A couple of birds flew by. Their shadows floated across the water.
“Never learned,” I said.
ripping . . . in the water above the water flying like a cloud grown-ups screaming grown-ups splashing in the water still can’t find him . . .
Finn scootched forward a few more inches and wiped the sweat off his face with his sleeve. “I’ll teach you.” “Seriously, I don’t do water, except in the shower.” “Chicken.”
“You never hear about chickens drowning.”
He scootched at an angle to come closer to me. “I’d like to point out that right now I’m confronting my fear of heights, precariously perched on this ledge in an attempt to impress you.”

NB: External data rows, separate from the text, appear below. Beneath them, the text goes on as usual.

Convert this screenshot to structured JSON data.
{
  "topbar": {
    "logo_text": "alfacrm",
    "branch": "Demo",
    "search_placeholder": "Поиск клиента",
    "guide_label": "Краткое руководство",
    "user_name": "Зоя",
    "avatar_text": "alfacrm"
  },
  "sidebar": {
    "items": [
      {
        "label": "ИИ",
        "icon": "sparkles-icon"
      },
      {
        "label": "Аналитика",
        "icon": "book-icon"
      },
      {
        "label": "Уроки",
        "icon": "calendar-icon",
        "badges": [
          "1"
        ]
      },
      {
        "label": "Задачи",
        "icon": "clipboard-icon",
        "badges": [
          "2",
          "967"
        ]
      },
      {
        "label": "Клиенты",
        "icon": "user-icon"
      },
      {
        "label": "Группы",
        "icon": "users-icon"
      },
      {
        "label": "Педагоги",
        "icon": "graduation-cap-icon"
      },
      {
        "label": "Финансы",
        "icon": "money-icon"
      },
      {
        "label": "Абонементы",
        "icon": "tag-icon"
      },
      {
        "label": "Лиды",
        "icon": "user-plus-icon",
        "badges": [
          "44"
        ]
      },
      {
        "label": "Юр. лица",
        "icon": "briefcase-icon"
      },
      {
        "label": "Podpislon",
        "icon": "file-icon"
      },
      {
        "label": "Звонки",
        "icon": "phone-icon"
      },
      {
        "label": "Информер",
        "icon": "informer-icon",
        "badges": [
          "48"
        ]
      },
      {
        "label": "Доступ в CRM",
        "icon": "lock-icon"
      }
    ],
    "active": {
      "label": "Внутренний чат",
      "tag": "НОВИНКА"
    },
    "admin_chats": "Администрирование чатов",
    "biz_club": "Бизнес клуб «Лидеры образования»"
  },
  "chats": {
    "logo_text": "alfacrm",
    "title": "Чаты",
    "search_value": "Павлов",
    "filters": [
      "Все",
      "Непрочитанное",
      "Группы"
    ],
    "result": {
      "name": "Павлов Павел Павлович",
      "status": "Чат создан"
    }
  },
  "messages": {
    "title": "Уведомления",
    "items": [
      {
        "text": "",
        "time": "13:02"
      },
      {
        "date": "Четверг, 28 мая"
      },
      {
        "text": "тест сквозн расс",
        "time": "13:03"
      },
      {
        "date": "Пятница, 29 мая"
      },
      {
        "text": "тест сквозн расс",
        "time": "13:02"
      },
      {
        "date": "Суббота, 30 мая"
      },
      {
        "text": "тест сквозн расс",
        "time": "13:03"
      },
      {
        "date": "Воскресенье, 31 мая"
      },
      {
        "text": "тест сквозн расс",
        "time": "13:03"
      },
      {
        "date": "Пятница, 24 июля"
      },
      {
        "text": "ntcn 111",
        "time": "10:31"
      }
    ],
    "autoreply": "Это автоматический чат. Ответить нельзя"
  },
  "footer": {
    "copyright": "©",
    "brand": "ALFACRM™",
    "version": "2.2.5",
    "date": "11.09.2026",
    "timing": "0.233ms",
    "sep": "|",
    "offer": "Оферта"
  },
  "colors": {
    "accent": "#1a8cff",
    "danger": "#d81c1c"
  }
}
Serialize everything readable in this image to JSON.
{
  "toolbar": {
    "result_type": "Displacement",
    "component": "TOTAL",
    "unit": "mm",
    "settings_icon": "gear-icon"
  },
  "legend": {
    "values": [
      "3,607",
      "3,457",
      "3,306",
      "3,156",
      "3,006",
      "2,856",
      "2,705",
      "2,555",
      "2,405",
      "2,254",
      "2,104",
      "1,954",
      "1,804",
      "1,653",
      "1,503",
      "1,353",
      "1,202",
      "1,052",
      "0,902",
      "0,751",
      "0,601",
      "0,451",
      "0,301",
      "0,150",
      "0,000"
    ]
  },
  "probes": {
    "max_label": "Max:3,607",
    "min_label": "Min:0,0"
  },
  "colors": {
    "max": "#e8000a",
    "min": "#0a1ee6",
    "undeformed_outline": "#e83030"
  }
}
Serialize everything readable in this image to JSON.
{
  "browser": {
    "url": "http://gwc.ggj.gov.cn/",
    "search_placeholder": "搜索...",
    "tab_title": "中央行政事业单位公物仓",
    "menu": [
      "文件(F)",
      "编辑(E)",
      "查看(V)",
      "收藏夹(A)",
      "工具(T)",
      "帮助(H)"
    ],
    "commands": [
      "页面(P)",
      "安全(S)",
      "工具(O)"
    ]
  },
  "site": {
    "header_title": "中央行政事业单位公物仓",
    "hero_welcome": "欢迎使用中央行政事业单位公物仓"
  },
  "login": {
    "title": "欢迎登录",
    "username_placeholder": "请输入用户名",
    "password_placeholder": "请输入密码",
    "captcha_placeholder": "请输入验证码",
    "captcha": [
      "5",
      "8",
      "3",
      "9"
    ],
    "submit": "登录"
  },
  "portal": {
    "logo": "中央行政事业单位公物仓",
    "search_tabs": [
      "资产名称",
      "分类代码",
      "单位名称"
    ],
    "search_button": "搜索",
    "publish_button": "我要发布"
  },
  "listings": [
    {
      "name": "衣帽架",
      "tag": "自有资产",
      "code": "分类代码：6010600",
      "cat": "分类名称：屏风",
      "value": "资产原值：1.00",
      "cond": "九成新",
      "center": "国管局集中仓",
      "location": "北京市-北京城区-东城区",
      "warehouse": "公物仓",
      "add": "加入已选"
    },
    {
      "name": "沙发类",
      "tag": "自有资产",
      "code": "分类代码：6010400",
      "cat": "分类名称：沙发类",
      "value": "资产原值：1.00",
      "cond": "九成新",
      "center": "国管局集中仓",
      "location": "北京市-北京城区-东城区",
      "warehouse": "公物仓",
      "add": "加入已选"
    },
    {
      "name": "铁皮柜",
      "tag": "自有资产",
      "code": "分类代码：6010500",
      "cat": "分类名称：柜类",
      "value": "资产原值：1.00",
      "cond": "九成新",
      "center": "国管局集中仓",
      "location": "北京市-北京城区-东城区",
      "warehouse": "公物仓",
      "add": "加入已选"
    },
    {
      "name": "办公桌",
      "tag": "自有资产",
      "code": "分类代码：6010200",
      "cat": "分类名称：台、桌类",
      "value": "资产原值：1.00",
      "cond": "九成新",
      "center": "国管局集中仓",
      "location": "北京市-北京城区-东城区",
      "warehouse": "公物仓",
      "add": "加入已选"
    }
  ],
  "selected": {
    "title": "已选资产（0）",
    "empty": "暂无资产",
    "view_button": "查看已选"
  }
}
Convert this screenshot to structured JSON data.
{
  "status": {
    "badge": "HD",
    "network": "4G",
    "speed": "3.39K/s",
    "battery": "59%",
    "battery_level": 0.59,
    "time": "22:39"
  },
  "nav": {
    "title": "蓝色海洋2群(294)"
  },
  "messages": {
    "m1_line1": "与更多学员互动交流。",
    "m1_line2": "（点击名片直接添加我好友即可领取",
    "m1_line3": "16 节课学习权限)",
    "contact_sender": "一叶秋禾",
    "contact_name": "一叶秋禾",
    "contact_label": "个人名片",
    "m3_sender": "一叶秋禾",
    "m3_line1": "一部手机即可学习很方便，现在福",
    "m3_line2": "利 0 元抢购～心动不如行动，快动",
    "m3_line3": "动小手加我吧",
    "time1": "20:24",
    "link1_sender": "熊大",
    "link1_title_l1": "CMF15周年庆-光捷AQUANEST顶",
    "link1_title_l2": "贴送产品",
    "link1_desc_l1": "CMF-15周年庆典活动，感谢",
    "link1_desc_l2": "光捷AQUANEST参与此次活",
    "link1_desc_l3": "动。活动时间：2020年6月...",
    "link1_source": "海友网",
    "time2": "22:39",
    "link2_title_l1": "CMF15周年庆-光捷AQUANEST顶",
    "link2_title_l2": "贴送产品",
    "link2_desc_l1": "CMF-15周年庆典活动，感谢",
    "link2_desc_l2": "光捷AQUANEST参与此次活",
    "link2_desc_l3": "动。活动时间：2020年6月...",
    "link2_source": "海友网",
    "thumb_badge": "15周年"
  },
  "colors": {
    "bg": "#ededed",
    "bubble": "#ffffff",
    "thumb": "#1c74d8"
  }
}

“Puh-leez, Finnegan. You’re at least a meter from the edge.”
“If I make it to the edge will you let me teach you how to swim?”
I laughed. “Your feet have to dangle.”
He shot me a dirty look and slowly inched forward, his legs straight in front of him, until the soles of his sneakers were technically inhabiting space a millimeter past the edge of the cliff.
“I did it,” he croaked, his voice breaking on the last word. Sweat had beaded on his forehead again and he was shaking, even though the rock under us was radiating heat like a furnace.
“Isn’t it fun?” I asked.
“No,” he said. “The opposite of fun. This is like dealing with subway rats, antibiotic-resistant infections, and the cafeteria’s mystery nuggets all rolled together and magnified to the tenth power. Why aren’t you scared?”
“The higher, the better.” I yawned and closed my eyes. “When I was little I used to pretend I could fly because I had wings hidden under my skin. I could unfold them,” I stretched my arms out, shoulder height, “lean into the wind and—” My butt shifted on the rock, sending pebbles rattling down the quarry wall. My eyes flew open as Finn yelled and grabbed a handful of my shirt, yanking me backward and sending both of us sprawling.
“I’m sorry,” he said quickly. “You almost went over. I’m not even exaggerating. You jerked forward and I really, really thought you were going to fall. Oh, God. You hate me now, don’t you?”
I sat up, rubbing the back of my head where it hit the ground. I didn’t almost fall. It felt more like something wanted to pull me into the air, but that was crazy, right? Nothing like that could ever happen.
“So do you?” Finn brushed dirt out of my hair. “Do you hate me? Should I drive you home now? I don’t want to, but I will.”
I blinked twice, three times, and pretended I had dust in my eyes so I could rub them hard, trying to rub out the sensation of almost launching myself over the edge.
“I don’t hate you,” I said. “Do you hate me?”
He sighed and smiled. “I could never hate you, even if I wanted to.”